The Home Affairs Committee says it will have preliminary discussions next week (June 27) on whether to launch an inquiry into what anti-extremist groups and campaigners have warned is a rise in the activity of far-right activists over the past two years.

Keith Vaz MP, chair of the committee, told the Guardian: "The rise of far-right extremism needs to be studied and acted on with much greater determination and members of the committee have asked that we do so urgently." He added: "There are strong arguments as to why we should look at this issue."

Some members of the committee have asked that an inquiry be set up into the matter, including Conservative MP James Berry. The group is already preparing a report into the government's counter-extremism strategy, specifically looking at "the major drivers of recruitment to terrorist movements linked to extremism".

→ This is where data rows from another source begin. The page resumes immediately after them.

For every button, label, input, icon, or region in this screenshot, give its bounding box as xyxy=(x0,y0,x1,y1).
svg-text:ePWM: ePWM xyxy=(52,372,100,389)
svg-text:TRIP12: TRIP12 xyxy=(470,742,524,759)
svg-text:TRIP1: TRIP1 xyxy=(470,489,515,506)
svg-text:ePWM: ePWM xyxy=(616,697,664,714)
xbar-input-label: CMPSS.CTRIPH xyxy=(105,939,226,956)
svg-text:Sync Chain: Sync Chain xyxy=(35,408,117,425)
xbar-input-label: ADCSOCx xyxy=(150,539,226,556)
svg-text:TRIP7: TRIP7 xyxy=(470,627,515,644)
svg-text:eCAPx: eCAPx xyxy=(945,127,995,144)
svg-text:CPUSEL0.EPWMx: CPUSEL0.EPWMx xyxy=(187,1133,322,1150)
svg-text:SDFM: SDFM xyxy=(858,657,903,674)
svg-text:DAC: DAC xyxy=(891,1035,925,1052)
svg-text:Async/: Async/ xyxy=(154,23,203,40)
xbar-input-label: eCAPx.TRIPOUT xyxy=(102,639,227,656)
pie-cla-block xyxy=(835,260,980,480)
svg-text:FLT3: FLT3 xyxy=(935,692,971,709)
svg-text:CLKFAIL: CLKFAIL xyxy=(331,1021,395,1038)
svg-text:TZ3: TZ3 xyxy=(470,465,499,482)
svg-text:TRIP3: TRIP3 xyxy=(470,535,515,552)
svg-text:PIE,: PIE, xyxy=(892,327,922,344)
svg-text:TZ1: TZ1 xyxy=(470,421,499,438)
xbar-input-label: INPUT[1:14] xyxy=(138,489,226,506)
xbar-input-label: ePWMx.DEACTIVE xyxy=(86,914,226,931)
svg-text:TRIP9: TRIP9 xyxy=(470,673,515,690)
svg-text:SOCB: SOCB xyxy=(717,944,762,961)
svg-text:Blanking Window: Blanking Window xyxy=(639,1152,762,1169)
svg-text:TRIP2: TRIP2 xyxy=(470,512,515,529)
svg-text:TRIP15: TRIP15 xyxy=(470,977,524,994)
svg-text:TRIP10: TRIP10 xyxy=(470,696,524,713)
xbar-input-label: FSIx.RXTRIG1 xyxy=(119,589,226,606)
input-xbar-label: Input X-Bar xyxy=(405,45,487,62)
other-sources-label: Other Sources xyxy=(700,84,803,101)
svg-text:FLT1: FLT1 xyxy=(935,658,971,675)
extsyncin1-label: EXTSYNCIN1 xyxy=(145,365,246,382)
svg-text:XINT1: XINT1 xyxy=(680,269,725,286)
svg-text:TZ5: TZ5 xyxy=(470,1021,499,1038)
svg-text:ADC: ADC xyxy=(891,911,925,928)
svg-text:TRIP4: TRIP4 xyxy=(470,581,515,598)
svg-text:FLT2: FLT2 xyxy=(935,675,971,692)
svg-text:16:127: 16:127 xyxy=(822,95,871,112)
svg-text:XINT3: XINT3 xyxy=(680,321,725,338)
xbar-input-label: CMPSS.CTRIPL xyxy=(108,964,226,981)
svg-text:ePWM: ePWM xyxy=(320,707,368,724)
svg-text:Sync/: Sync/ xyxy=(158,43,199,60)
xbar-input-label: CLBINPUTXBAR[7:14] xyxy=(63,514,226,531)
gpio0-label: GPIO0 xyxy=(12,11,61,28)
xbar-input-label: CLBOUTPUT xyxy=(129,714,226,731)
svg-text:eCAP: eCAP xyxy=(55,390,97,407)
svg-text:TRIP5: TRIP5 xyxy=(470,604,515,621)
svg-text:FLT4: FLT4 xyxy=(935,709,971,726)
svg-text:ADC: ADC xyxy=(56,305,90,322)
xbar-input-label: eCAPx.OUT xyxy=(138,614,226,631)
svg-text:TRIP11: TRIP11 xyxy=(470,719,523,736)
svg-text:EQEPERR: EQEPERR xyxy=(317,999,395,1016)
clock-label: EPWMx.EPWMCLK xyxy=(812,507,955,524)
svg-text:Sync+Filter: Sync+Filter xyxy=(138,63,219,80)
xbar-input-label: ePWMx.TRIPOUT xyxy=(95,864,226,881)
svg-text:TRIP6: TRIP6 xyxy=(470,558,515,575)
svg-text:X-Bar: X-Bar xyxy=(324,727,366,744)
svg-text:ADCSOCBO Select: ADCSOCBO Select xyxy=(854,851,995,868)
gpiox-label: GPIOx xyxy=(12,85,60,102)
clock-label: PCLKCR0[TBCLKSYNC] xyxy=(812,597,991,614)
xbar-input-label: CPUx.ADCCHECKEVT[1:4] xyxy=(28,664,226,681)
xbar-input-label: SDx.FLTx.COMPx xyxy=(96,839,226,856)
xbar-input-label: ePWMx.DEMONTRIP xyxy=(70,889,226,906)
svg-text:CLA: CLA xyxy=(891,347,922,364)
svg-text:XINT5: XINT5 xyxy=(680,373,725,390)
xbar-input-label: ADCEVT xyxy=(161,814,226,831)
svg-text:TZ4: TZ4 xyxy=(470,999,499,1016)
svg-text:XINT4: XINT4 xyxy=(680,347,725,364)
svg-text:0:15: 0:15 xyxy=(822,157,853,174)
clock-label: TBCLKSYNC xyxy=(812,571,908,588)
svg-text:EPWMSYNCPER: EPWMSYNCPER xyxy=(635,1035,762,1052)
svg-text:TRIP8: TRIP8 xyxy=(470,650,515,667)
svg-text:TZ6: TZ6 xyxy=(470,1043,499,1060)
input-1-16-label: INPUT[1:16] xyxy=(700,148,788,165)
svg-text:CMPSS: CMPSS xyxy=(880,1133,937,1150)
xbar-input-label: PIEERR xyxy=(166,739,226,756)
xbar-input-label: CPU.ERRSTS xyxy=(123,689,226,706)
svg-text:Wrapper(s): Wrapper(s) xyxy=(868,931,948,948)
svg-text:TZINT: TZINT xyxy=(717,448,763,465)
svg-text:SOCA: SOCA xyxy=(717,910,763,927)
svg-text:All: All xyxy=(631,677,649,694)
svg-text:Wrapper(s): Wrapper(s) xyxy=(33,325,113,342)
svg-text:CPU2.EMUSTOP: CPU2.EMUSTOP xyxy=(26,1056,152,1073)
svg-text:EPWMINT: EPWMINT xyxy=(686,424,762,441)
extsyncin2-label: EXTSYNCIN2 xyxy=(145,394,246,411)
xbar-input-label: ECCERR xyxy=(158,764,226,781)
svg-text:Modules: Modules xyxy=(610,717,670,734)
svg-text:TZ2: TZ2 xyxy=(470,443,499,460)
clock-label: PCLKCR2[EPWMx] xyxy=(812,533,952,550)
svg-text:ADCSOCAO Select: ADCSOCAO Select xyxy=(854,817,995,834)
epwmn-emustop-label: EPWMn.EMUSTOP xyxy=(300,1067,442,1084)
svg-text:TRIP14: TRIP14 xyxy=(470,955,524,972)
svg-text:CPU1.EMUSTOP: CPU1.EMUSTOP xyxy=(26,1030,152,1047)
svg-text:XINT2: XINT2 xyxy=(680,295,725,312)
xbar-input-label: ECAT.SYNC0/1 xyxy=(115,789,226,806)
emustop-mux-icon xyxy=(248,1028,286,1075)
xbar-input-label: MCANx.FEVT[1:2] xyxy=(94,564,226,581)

The prospect of a new inquiry, looking more specifically at far-right extremism, comes months after one of the country's leading anti-extremism organisations, Hope Not Hate, warned the government should do more to "get to grips with the growing threat posed by far-right violence" in the UK.

In the charity's "State of Hate" report, published in February, the group said the UK should expect a rise in violence from the far-right in 2016, with Muslims at increased risk from Islamophobic attacks and even acts of terrorism.

It said militant right-wing groups in Britain, bolstered by foreign-born fascists, have grown in numbers over the past year, and have even been filmed holding outdoor survivalist and martial-arts training sessions for members.

Jo Cox
Flowers surround a picture of Jo Cox during a vigil in Parliament Square on June 16, 2016 in London Getty Images

Researchers found far-right demonstrations across the UK rose by almost 50% between 2014 and 2015, from 41 to 61.

"The rising militancy of Britain's far-right will lead to greater violence in 2016," Nick Lowles, chief executive of Hope Not Hate, had said when the report was published. "This could be manifested in three ways: a general increase in anti-left wing harassment and attacks; communal violence where gangs of far-right supporters clash with Muslim or Eastern European youths; or, in extreme cases, terrorism."

British far-right threat 'changing'

He added: "The Government needs to understand the changing nature of the British far-right threat and get to grips with the growing threat posed by far-right violence." The group said it welcomed any further work the committee planned to do on the topic, and urged the government itself to do more.

Hope Not Hate is one of three charities set to receive a share of the £1m (€1.3m, $1.47m) raised in memory of Cox, with the group vowing to "carry on the fight against the hatred that killed Jo Cox".

It plans to use the money to "help heal some of the divisions that have come about" in the country.